NASA announced on Monday that a new planet was discovered orbiting 2 stars approximately 1,300 light-years from planet Earth. The planet, TOI 1338 b, was captured by TESS (Transiting Exoplanet Survey Satellite). The first person to report notice the planet from the satellite’s data was a 3-day-old NASA intern – Wolf Cukier.
Cukier said, “I was looking through the data for everything the volunteers had flagged as an eclipsing binary, a system where two stars circle around each other and from our view eclipse each other every orbit.”

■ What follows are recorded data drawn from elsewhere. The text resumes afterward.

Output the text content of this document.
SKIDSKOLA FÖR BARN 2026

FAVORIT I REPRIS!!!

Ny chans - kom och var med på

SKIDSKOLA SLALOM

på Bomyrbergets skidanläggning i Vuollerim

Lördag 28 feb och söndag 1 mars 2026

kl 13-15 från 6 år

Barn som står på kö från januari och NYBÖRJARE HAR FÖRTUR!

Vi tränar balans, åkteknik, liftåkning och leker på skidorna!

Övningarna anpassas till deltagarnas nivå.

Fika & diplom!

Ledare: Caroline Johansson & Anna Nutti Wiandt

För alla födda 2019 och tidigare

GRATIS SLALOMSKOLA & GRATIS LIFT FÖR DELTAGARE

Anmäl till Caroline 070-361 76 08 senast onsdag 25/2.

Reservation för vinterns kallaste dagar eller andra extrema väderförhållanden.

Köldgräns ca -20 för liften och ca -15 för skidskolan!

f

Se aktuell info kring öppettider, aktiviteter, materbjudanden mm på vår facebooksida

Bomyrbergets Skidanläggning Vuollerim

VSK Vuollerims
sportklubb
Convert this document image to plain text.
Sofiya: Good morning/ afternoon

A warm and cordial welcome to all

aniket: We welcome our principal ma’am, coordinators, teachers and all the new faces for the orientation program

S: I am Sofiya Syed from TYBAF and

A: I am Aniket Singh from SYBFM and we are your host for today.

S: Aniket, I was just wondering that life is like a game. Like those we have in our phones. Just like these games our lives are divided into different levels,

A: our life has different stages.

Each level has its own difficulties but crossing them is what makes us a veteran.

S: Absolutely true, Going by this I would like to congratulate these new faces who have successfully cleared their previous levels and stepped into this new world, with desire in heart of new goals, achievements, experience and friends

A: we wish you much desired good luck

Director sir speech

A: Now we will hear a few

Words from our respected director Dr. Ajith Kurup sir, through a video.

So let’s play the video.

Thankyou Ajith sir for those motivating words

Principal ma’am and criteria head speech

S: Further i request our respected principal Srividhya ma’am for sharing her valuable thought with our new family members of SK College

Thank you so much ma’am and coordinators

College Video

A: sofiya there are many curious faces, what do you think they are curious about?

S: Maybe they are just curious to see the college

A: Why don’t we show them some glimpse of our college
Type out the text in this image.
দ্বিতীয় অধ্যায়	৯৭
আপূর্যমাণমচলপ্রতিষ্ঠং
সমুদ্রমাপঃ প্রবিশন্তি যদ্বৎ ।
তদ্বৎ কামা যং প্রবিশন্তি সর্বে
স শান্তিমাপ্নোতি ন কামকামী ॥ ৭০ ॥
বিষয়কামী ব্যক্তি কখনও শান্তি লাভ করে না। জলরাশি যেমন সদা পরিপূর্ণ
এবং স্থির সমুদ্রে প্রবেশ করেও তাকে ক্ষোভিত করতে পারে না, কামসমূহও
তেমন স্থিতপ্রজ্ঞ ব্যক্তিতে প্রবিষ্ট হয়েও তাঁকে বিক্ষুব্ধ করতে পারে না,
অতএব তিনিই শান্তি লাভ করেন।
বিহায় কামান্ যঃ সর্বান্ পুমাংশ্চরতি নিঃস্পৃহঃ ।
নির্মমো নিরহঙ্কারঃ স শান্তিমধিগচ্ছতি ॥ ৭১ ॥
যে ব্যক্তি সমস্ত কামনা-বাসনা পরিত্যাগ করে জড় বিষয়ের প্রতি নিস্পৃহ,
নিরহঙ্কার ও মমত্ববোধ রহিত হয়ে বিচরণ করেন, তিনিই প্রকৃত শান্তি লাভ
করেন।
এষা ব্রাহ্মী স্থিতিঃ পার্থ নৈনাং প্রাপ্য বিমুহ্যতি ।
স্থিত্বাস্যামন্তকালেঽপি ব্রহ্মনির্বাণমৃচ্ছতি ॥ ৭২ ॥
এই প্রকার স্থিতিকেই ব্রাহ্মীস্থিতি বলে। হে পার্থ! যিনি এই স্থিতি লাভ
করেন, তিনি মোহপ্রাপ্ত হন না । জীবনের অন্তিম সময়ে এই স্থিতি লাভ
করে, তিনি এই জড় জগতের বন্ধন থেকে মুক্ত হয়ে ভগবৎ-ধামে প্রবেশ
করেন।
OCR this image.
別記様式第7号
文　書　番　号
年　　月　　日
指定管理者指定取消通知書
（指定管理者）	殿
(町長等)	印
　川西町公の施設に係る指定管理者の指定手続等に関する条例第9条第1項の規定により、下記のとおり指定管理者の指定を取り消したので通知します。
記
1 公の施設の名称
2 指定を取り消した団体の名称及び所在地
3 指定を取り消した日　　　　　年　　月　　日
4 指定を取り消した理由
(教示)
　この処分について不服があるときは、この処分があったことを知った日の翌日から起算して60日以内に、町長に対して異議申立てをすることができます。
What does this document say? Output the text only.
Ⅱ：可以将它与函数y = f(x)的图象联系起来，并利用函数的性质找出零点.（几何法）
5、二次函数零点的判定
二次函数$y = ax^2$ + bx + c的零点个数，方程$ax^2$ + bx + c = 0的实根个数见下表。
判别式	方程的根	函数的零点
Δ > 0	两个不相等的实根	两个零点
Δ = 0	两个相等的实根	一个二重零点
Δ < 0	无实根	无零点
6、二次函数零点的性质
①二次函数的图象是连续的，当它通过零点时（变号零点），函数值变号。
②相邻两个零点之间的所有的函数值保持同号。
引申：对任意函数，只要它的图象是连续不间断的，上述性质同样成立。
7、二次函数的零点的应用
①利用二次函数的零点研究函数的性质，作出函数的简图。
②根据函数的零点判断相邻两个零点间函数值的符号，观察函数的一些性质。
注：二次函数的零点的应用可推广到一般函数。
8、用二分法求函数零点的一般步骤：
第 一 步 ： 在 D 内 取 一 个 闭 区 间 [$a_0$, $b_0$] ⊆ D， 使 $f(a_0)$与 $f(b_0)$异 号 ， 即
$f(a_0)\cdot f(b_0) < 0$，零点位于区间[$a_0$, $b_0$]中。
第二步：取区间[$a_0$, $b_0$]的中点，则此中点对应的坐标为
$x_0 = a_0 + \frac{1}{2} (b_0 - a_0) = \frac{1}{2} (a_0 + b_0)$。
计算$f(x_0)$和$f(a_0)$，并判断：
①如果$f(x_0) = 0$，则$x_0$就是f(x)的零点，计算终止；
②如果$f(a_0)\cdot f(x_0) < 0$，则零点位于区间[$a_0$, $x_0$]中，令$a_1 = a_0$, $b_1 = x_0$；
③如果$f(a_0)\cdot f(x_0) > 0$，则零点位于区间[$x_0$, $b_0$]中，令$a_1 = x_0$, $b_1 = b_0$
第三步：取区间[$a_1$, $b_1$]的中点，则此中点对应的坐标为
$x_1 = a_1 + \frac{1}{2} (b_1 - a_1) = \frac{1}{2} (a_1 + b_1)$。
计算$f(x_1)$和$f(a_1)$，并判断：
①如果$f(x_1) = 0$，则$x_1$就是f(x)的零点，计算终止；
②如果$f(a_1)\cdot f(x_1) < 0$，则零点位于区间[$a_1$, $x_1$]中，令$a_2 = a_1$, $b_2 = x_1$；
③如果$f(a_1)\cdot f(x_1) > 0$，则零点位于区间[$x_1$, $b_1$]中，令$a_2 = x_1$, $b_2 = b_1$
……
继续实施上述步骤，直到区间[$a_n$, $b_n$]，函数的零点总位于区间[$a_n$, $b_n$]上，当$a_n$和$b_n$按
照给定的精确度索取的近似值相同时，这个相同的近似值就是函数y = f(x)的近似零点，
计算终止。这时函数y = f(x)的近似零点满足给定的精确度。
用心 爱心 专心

Wolf Cukier was tasked with examining variations in the brightness of stars during his Summer 2019 internship at NASA. NASA tasks humans with such examination work as the Goddard researcher Veselin Kostov has said that the human eye is much better at finding small changes and patterns compared to an algorithm.
Cukier continues to say, “About three days into my internship, I saw a signal from a system called TOI 1338. At first, I thought it was a stellar eclipse, but the timing was wrong. It turned out to be a planet.”
Cukier is a high school senior and has said that he is continuing to look for more planets, according to an interview he gave with ABC News. The paper written on the discovery is co-authored by Cukier and is now under review by a scientific journal.
TOI 1338 b and TESS
The newly discovered planet is almost 7 times the size of planet Earth. The planet uniquely orbits around two stars – TOI 1138 A and TOI 1338 B. Such orbits are known to be unstable/unpredictable, however, NASA estimates that the orbit will remain stable for the next 10 million years. That means the “binary sunsets” that are depicted in Star Wars films might be possible on this planet.
NASA’s press release says, “TESS is expected to observe hundreds of thousands of eclipsing binaries during its initial two-year mission, so many more of these circumbinary planets should be waiting for discovery.”